Q: Installation time and complexity are another major cost driver. What does that look like in practice?
Integrated intrinsically safe [electronic] controllers simplify that. You’re mounting one instrument instead of three, pulling one set of wires instead of several. For large sites, that can mean the difference between a multi-day installation and one that’s done in hours. And since the control signal can be digital or analog, they fit into existing DCS architectures without re-engineering the system.
Q: EPA compliance puts a lot of pressure on analyzer reliability. How does flow and pressure stability factor into that?
For flow and pressure stability, fluctuating pressure or inconsistent flow will throw off readings and calibration. In systems that do flaring, backpressure spikes can push gas back into the analyzer and corrupt your data. If you have fast, closed-loop digital control, you can maintain steady flow and pressure so the analyzer always sees the same conditions and that consistency is what keeps you compliant and avoids penalties.
Q: Intrinsically safe digital control seems to be reshaping how sampling systems are designed. What's different now compared to ten years ago?
Now we’ve got digital options, like intrinsically safe devices and IS‑series instruments, that can sit directly in the hazardous zone without all that extra infrastructure, you can still interact with them during operation if needed, but maintenance becomes far easier—no specialized enclosures to open, no purging routines, and far fewer site visits just to check basic readings.
Q: Looking ahead, what’s next for process analysis and control?
The next step is intelligence, using all this new data for predictive operation instead of of reactive. If you know when something is going to go wrong before it does, you can save uptime and cost.
At the end of the day, the goals haven’t really changed, the industry still wants to keep people safe, keep analyzers accurate, and keep uptime high. What’s changed is that we finally have the tools that make all three of those things easier, while being remote.

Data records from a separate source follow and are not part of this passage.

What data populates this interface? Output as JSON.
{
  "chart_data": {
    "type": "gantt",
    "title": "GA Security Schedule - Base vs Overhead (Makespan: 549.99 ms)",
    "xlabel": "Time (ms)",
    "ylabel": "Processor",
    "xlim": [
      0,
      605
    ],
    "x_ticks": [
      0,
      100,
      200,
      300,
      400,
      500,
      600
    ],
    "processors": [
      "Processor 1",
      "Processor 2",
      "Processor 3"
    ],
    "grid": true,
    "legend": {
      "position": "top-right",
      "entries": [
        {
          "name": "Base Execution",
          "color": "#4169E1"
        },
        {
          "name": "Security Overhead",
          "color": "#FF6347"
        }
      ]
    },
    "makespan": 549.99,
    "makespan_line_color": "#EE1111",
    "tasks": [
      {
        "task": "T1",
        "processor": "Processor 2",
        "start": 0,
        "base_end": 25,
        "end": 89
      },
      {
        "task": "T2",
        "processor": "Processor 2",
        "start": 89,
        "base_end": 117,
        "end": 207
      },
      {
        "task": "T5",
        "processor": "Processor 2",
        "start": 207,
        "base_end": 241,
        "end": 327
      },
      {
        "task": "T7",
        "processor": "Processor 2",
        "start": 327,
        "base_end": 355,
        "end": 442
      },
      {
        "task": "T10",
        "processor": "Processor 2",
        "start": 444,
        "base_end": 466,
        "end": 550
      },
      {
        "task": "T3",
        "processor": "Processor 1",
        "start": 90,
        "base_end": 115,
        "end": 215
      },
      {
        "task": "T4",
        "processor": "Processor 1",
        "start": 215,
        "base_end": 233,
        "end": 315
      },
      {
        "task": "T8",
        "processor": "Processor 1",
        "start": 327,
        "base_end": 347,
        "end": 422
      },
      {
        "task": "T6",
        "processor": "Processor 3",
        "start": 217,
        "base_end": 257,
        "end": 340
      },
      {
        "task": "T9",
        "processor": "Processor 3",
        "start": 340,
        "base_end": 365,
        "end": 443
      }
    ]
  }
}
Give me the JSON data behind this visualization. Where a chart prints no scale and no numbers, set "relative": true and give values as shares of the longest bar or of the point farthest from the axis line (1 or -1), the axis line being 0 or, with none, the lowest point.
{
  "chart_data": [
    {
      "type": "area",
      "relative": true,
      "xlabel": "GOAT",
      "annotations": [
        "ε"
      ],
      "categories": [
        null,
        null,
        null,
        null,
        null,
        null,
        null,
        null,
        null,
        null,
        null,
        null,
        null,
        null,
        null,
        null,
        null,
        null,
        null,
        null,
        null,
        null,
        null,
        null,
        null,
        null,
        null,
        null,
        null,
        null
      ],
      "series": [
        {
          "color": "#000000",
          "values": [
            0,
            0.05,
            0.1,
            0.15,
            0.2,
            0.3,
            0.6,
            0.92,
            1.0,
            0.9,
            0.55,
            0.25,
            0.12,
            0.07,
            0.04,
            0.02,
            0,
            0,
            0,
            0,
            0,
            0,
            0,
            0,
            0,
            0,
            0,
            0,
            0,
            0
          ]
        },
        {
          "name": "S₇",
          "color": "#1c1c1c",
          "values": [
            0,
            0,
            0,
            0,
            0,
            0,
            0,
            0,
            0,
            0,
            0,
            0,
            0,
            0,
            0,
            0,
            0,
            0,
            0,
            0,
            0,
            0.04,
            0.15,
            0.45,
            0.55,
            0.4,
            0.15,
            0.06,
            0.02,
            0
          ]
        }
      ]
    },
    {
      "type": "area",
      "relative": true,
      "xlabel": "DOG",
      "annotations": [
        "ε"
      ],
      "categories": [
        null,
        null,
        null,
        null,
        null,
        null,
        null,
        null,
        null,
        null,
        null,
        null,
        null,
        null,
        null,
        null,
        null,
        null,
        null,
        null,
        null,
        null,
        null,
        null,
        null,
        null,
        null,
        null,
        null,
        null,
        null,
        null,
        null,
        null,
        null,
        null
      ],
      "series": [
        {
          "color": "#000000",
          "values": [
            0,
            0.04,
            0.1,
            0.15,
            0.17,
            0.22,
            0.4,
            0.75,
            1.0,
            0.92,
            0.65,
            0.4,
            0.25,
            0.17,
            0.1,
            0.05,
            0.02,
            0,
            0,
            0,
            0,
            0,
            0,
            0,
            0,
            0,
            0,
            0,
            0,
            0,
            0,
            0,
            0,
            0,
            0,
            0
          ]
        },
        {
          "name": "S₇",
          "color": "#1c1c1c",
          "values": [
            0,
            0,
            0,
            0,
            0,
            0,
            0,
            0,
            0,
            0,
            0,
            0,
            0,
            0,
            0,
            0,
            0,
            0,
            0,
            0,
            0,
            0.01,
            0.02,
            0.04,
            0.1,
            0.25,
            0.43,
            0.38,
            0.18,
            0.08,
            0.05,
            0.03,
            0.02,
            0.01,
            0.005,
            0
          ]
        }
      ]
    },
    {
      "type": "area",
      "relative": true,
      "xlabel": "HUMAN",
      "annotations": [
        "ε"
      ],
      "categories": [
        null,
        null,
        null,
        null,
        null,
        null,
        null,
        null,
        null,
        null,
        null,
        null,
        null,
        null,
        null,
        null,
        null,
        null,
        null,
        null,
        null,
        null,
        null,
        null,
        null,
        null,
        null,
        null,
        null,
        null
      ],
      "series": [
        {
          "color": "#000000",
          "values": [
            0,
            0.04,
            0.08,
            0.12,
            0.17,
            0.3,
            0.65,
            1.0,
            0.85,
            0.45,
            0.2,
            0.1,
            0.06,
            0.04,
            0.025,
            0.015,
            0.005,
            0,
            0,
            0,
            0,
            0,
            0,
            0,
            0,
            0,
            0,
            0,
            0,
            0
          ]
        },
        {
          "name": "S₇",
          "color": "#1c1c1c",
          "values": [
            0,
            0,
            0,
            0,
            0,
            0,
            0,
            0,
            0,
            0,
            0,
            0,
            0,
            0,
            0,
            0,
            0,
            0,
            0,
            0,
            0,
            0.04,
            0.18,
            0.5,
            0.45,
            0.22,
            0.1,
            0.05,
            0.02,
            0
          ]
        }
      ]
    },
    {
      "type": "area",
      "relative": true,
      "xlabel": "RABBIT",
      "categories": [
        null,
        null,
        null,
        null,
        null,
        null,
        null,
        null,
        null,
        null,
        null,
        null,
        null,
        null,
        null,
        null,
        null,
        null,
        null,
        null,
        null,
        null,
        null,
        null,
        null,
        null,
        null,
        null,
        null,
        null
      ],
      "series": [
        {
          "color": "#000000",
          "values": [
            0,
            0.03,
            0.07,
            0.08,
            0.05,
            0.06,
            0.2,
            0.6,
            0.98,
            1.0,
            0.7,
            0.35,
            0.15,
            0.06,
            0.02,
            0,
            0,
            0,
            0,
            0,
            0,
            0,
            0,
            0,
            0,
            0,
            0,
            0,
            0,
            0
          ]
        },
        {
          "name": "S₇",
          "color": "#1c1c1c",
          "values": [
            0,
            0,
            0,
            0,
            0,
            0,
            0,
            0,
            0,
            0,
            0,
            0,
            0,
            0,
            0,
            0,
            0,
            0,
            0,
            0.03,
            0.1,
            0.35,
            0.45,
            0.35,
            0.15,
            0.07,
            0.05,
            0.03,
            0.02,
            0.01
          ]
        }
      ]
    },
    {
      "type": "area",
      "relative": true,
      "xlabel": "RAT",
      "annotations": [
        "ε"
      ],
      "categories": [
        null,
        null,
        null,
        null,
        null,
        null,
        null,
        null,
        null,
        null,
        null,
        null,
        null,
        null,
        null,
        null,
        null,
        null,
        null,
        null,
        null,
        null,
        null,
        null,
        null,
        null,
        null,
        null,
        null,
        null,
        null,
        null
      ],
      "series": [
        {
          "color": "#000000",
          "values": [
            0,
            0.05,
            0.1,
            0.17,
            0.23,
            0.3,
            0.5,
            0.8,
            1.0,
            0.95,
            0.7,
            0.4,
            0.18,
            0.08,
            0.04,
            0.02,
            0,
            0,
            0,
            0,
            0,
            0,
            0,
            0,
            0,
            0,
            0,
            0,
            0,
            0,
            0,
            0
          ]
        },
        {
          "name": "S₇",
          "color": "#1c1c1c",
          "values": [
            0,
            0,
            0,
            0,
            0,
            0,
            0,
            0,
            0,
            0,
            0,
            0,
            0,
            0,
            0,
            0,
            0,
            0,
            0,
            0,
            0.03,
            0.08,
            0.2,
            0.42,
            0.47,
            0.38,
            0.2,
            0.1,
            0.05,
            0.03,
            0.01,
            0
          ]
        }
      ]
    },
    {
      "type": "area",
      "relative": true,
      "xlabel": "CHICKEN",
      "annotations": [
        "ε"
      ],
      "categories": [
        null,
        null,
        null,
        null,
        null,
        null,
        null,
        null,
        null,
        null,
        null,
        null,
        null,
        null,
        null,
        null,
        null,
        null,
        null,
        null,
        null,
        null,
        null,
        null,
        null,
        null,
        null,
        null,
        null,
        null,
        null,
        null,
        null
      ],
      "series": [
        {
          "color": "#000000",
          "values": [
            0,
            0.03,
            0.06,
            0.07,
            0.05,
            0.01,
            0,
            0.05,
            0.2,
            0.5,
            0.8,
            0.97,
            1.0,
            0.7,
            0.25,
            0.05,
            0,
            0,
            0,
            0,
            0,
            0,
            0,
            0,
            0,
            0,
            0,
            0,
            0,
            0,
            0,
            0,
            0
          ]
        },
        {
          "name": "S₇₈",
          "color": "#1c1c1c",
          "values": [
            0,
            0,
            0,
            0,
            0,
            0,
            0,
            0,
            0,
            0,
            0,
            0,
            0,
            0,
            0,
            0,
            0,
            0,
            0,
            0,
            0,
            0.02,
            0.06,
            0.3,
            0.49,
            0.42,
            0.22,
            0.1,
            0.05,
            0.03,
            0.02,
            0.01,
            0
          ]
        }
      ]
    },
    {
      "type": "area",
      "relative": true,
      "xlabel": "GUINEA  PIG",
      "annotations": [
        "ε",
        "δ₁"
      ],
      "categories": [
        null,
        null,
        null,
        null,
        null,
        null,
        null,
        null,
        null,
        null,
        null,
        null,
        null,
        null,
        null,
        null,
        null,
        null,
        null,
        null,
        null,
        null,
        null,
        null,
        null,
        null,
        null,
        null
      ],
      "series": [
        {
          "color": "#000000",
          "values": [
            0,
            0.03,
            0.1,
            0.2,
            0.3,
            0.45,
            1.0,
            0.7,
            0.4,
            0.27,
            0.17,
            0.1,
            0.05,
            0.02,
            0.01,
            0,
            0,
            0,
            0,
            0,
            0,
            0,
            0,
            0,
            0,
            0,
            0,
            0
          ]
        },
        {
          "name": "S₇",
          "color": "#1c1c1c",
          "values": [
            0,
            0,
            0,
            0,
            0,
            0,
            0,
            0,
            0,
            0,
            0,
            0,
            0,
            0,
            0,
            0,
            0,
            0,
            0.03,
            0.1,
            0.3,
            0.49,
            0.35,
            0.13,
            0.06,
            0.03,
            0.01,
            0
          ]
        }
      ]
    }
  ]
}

I believe the future is data, and the only question now is how far we can push what we do with it.
Q: Thank you for your time, Bobby.
Of course, thanks for having me!
Bobby Singh has worked in process automation and instrumentation since 2007, building a career that spans industrial and energy markets. He began with a manufacturer’s representative firm supporting mechanical, instrumentation, and analyzer products, then joined Emerson Process Management in 2011. There, he focused on MicroMotion Coriolis, Rosemount Magmeters, and Vortex Meters, serving major producers such as Exxon, Shell, Dow, Monsanto, Chevron, and Marathon to enhance process reliability and efficiency.
He later became Regional Sales Manager for AMETEK Process Instruments, supporting channel partners throughout the Southeastern U.S. and expanding his expertise in process analyzers and integrated systems. In 2021, he founded Kaizen Controls & Automation, an independent manufacturer’s representative firm dedicated to providing innovative analyzer, instrumentation, and control solutions for process industries—reflecting his ongoing commitment to continuous improvement and practical, results-driven engineering support.
The views expressed by Bobby Singh are his own and do not necessarily reflect the beliefs of Alicat Scientific.